Mr Horsey worries that ordinary people rather than the government could again pay the price, especially if the sanctions turn into a broader attempt to bankrupt the state. But human rights groups say the current sanctions are more targeted than those Myanmar faced previously, and point out that democracy activists in Myanmar are themselves boycotting military-linked companies.
"We're not doing anything that the Myanmar people aren't doing themselves," said Phil Robertson of Human Rights Watch.
If sanctions are aimed at hurting the military without shutting down the economy, the question then becomes whether or not foreign businesses can still operate in Myanmar while tiptoeing around the two conglomerates.
Htwe Htwe Thein, an Associate Professor of International Business at Curtin University in Perth, said the two businesses are not all-encompassing, and many consumer goods companies could probably continue to operate.

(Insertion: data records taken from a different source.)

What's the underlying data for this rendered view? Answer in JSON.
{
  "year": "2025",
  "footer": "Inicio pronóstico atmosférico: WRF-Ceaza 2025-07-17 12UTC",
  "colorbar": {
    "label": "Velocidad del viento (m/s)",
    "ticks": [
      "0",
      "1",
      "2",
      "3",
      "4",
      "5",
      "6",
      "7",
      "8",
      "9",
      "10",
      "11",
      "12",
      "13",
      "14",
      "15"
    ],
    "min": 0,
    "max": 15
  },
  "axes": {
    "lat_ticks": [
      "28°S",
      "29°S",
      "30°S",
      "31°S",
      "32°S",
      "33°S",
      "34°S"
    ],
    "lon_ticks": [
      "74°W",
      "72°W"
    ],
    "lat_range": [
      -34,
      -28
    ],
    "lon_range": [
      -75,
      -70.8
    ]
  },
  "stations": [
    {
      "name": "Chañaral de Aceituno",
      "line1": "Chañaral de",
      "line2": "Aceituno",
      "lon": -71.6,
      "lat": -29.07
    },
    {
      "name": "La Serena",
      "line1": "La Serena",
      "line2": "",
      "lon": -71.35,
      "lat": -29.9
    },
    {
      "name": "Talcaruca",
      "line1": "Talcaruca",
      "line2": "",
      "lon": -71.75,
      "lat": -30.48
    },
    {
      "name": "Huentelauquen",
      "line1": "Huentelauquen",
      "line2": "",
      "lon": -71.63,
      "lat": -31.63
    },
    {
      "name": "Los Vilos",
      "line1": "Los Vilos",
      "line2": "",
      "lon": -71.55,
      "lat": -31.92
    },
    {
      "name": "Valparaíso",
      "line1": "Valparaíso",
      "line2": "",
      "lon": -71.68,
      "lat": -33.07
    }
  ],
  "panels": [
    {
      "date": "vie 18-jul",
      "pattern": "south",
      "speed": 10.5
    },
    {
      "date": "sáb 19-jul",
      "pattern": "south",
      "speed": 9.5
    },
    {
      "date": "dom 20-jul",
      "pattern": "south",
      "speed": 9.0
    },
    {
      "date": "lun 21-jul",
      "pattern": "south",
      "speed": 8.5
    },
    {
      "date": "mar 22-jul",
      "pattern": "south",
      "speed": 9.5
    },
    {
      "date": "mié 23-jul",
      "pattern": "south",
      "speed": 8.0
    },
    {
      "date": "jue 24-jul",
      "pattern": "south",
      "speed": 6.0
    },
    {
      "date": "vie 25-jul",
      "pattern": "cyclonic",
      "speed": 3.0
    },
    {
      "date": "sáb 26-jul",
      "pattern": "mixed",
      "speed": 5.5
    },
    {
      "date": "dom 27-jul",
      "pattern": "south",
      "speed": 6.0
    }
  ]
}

But the same isn't true for Myanmar's resources sector.
"The ownership of the military is rampant in there. It's everywhere in the extractive sector," she said.
But if sanctions force western oil and gas companies to withdraw, Mr Horsey expects that businesses from China or Thailand would replace them.
"If companies like Woodside and Total are forced to divest, they're going to have to sell off their assets rather cheaply, and it's pretty obvious who's going to buy them up," said Mr Horsey.
Asean versus the West
China and Thailand account for more than half of the country's trade volume, while Singapore is the single largest foreign investor, generating $11bn over the past five years according to Myanmar government figures.
While the Association of Southeast Asian Nations (Asean) has called for a peaceful resolution to the crisis, the group has flatly rejected sanctions.
Mr Mahbubani argues that quiet diplomacy behind the scenes could accomplish more.
"It's the southeast Asian way of avoiding confrontation. And frankly, you have to acknowledge that has kept Southeast Asia at peace for 30, 40 years now, finding diplomatic solutions, talking to each other and changing people's minds," he said.
Phil Robertson attributes Asean's reluctance to self-interest.
"If it was left to Asean, nothing would happen at all," he said.
"And the idea that they're somehow going to be part of the solution is rather laughable".
Mr Mahbubani sees it very differently. He thinks the west's brash, critical approach during the Rohingya crisis, loudly condemning Aung San Suu Kyi for her reluctance to act, may have convinced the military that they could move against her because she no longer had allies. And he thinks it's unlikely that sanctions will change their mind now.
"They are very stubborn people. The more public pressure you put on them, the more they'll dig their heels in," he said.